Pens and pencils were poised to note down new facts, figures, and other nuggets of wisdom about how to deal effectively with offenders. Instead, what the audience heard was a startling personal message. EBP is as much a matter of morality as it is of science. As professionals in the field of public safety, we have an active, ethical responsibility to use what research tells us, not only to pursue our trade, but also to do good and to prevent harm.
Six years later, the A&E Television Network began airing a series of reality television shows called “Beyond Scared Straight.” It was a sequel to a 1978, award-winning documentary on the same topic.

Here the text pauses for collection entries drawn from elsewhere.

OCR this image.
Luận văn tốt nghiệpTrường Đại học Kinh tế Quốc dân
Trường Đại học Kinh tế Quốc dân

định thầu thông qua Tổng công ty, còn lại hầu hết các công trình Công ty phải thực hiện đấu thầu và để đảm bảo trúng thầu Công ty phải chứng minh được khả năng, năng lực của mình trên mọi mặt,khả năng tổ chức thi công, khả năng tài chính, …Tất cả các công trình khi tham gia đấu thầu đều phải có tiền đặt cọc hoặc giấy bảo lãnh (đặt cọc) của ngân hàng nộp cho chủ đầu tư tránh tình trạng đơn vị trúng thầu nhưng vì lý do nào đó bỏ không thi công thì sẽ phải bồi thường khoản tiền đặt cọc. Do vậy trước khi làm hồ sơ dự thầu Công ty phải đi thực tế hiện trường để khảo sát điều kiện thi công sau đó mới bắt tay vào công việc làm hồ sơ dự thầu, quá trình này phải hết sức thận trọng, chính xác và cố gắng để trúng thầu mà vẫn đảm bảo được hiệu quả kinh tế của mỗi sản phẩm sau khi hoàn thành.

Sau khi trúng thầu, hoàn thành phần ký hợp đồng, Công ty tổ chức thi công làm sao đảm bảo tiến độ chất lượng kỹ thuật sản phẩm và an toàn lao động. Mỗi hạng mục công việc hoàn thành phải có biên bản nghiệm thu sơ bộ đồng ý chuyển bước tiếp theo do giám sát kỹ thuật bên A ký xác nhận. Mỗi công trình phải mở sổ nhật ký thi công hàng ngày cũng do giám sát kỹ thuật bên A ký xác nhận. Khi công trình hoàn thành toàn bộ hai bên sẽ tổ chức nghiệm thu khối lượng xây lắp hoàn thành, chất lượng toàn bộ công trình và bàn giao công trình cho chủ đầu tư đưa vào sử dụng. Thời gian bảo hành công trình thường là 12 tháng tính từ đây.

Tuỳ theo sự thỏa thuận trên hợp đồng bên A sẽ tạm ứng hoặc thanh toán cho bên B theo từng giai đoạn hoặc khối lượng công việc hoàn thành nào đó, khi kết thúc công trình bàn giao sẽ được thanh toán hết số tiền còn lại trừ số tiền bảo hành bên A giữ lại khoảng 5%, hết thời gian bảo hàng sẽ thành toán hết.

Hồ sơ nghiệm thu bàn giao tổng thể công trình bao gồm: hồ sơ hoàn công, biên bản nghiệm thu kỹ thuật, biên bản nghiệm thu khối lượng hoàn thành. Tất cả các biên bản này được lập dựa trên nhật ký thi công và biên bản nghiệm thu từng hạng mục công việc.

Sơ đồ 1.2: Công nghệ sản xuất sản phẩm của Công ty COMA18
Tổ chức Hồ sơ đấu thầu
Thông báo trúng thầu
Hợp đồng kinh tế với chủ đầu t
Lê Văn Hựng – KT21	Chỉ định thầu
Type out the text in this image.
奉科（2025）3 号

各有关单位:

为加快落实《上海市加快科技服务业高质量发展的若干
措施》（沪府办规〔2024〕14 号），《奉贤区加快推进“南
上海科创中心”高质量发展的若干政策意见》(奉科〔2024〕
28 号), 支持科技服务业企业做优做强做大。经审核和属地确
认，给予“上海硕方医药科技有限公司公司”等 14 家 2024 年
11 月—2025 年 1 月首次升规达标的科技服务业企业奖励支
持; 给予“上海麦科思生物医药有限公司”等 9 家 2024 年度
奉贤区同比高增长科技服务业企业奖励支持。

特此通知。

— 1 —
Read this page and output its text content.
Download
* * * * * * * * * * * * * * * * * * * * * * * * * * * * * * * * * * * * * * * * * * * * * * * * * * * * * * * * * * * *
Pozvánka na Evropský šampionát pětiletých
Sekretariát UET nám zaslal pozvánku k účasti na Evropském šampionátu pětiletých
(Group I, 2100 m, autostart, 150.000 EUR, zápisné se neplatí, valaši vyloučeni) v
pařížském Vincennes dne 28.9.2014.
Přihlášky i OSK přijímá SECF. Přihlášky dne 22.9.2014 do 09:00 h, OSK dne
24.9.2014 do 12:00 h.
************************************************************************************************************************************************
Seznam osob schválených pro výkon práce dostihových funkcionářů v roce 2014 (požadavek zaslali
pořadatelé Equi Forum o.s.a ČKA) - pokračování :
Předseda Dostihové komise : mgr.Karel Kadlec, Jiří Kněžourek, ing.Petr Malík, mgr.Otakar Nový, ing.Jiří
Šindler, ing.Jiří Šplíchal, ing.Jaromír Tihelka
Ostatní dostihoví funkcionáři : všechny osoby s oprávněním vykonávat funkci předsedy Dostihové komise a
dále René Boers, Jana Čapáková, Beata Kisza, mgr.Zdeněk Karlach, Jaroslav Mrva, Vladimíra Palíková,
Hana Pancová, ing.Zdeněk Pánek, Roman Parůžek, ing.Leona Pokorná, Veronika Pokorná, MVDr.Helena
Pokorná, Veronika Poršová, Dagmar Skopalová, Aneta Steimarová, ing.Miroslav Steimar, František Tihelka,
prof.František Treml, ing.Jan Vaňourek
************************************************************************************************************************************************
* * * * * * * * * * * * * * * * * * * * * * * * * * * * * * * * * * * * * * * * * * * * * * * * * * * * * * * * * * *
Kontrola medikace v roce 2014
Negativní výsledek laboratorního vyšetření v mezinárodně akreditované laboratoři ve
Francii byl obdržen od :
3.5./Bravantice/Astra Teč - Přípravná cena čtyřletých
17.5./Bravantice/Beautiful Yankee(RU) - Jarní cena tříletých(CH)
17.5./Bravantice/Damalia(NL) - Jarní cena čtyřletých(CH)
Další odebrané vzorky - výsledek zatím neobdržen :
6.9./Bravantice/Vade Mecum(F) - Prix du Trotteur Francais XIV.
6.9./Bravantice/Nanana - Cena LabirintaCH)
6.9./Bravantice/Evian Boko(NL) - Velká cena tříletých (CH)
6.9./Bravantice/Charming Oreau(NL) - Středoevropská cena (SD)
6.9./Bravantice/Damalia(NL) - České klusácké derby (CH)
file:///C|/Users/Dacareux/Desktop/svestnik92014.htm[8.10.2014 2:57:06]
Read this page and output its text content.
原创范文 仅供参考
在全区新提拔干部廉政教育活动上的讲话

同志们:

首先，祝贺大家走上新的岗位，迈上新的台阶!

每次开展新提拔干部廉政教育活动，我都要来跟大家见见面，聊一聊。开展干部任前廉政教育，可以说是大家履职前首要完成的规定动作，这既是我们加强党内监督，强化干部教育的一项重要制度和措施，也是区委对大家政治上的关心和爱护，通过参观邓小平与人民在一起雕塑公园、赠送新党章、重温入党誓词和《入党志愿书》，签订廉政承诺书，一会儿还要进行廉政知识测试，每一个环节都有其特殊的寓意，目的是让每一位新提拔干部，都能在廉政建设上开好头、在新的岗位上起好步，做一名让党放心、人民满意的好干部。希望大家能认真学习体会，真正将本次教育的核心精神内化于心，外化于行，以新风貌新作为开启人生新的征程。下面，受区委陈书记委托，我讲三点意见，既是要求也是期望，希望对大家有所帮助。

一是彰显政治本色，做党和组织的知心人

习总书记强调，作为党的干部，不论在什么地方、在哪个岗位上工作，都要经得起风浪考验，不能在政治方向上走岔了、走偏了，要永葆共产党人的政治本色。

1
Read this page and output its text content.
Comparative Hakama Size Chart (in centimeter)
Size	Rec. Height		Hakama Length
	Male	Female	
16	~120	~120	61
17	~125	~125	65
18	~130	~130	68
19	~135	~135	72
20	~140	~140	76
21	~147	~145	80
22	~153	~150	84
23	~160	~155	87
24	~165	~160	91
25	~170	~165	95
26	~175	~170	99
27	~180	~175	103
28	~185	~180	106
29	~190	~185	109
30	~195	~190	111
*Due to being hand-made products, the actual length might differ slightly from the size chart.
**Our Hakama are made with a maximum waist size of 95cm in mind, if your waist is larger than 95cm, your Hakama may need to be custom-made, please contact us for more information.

It heaped fulsome praise on the Scared Straight program which exposes at-risk juveniles to the experience of prison in the hope of deterring them from a future life of crime.
While in 1978 there was not a body of research about the effectiveness of this intervention, today we know beyond a shadow of a doubt that Scared Straight does harm and can increase recidivism among youthful participants by as much as 28 percent. In a meta-analysis of randomized studies on Scared Straight, the renowned Campbell Collaboration concluded, “These programs likely increase the odds that children exposed to them will commit offenses in the future…doing nothing would have been better than exposing juveniles to the program.”
To its credit, the Department of Justice took this research and in a strong op-ed piece condemned the A&E series. As a result, two of the three states highlighted in the series, Maryland and California, have suspended their Scared Straight initiatives.
Unfortunately, such a forthright acknowledgement that professionals in our field can do harm, and therefore have a moral obligation to cease doing so, is as notable for its uniqueness as for its boldness. It is a relatively rare event in our field. In hospitals across the country, doctors, nurses, insurance companies, and other medical care providers have publicly established what they call a set of research-based “never events.”
They have drawn a line in the sand that says “we have a moral responsibility as protectors of public health to ensure that such events never, ever occur in our facilities.” These events are often simple things such as not coming in contact with a patient without first washing one’s hands or ever allowing the head of a respiratory patient’s bed to be at less than a 45 degree angle of elevation.
In corrections, we too could develop a list of research-based “never events” if we so choose. It might include items such as never placing low-risk and high-risk offenders in group treatment together or sending our most vulnerable children to programs where the evidence is clear that they do harm, even if they are politically popular.
But developing such a public commitment means that we have to start treating Evidence-Based Practices as much as an exercise in morality as in science. DOJ’s outraged reaction to misguided efforts by a major television network and by some of the most populous states in this country – that not only violate what we know but also what we should be doing to assist delinquents and offenders – must become the rule rather than the exception. For those of us pledged to protect the public’s safety, can we expect ourselves to do anything less?